When we first launched Conscious Kitchen our goal was straightforward: replace heat-and-serve, ultra-processed school food with fresh, local, organic, scratch-cooked meals, within the same budgets that schools were already working with. We started with one school in Marin City, California. We had no idea what was possible.

More than a decade later, we have reached over 1.7 million students across 111 California school districts. Today we work alongside 59 organic farms, support 129 school food leaders, and have built infrastructure that is quietly changing what millions of kids eat every day. We have unlocked federal purchasing channels that did not previously carry a single organic item. We have launched a first-of-its-kind organic purchasing cooperative that aggregates demand across districts, leveraging the collective buying power of what is often called ‘the largest restaurant in the nation’ to make organic food more affordable and accessible for schools everywhere.

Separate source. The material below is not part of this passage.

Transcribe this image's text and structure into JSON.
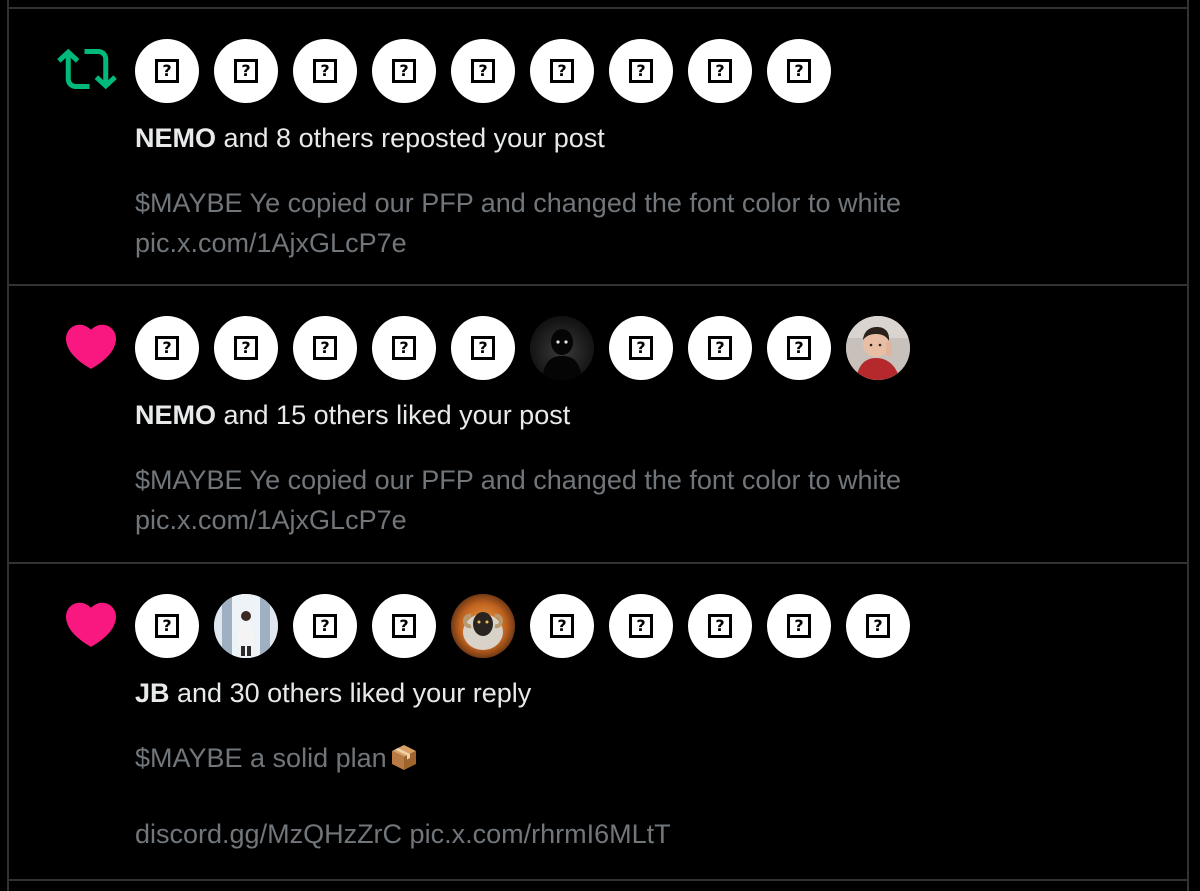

We have supported farmers in tripling their school sales in a single year.

School Food Is a Massive Lever for Change

For years, we have been making the case that organic school food is not a luxury. It is not a niche program for well-resourced districts. It is a practical, scalable, replicable approach that can work within real budgets, real kitchens, and real constraints. 

California’s public schools serve more than 5 million breakfasts and lunches every school day and manage a roughly $4.8 billion food budget. When that purchasing power shifts toward local, organic food, the ripple effects are enormous: healthier students, stronger farms, more resilient regional food systems, and real climate action.

We’re Just Getting Started

One of the things we are most looking forward to is traveling to Sweden in early June to present to the Food Planet Prize jury alongside the other finalists. Food system change is a global effort, and there is something deeply energizing about knowing that organizations around the world are tackling this challenge from every angle. 

Whether or not we bring home the grand prize, this recognition fuels us. Our goal remains the same: reach all of California’s 6 million public school students, and build a model that can be replicated in school districts as a model for schools across the nation.

Every organic strawberry, every scratch-cooked meal, every farmer who finds a new market through our work…this is what it’s all about.

Thank you to the school food leaders, farmers, students, partners, and supporters who have been part of this journey. This recognition belongs to all of us.